The confiscation of Juyl’s property and chattels at this time followed only after Chief Justice Tresilian’s execution, and it seems clear that the two men had been business associates. Indeed, it was subsequently discovered that certain premises in Bodmin (notably a house known as ‘Gromond’, a park, meadows and ‘Fattestenements’) had been illegally acquired by Juyl and transferred to Tresilian.6 Coincidentally, Juyl was in debt to John Fitelton for 40 marks and to Sir John Trevet for £20, and this and the financial difficulties caused by the earlier confiscations may well account for his sale of property to Sir Henry Ilcombe* in 1390. Moreover, he was undoubtedly unpopular in some quarters: in July 1390 Roger Moyle of Cornwall persuaded one John Preston of Whitnash, Warwickshire, to lie in wait for him outside Temple Bar and kill him, and in the event, although Juyl escaped, Preston succeeded in robbing his servant of two gold rings set with precious stones. It is rather surprising, therefore, that it was at this stage of his career, and not during the period when his fortunes and influence in Cornwall had been at their height, that Juyl was elected to Parliament for Truro. He is last recorded a year later, in 1392, when he entered into recognizances in the staple court at Southampton, agreeing to pay two men from Liskeard the sum of £35. He never honoured this debt,7 and died before June 1397. Juyl’s widow, Katherine, lived on for nearly 40 years, apparently without marrying again. She eventually died in 1436, leaving as her heir Juyl’s daughter, Joan, the wife of John Luke.8

Ref Volumes: 1386-1421

Author: L. S. Woodger


Variants: Juell, Jule.

  • 1. CCR, 1374-7, p. 458.
  • 2. CFR, ix. 267; SC6/812/18, 20, 21, 813/1, 2.
  • 3. E101/263/19; Reg.

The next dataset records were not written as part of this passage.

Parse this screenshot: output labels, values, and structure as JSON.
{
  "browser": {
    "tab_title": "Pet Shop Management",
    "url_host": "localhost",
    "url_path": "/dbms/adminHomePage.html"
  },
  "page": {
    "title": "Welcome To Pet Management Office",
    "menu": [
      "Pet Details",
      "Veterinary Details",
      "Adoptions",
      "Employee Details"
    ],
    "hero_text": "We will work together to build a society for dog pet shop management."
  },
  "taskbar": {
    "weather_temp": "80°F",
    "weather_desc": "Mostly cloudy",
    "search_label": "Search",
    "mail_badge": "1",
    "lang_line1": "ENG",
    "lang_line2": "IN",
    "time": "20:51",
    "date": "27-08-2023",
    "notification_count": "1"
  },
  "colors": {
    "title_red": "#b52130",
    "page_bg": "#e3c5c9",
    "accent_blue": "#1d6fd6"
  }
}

Black Prince, ii. 120, 126, 139; Cornw. Feet of Fines (Devon and Cornw. Rec. Soc. 1914), 654; J. Maclean, Trigg Minor, ii. 244, 250; Reg. Brantingham ed. Hingeston-Randolph, 386, 660; CAD, iv. A9943.
  • 4. Cornw. Feet of Fines (Devon and Cornw. Rec. Soc. 1950), 769, 773; CCR, 1374-7, p. 458; CFR, xvii. 6.
  • 5. CFR, ix. 7, 123, 219, 262, 267; CPR, 1377-81, pp. 271, 638; 1381-5, p. 78; CCR, 1377-81, pp. 166, 186; 1381-5, p. 80; C241/164/25, 31, 72, 73; E364/23 m. H; KB27/482 m. 19.
  • 6. CPR, 1385-9, p. 546; 1388-92, p. 55; CIMisc. v. 143, 178, 204.
  • 7. CPR, 1388-92, p. 283; 1391-6, p. 645; C241/181/107.
  • 8. CFR, xvi. 299, 333; xvii. 6; C139/80/20.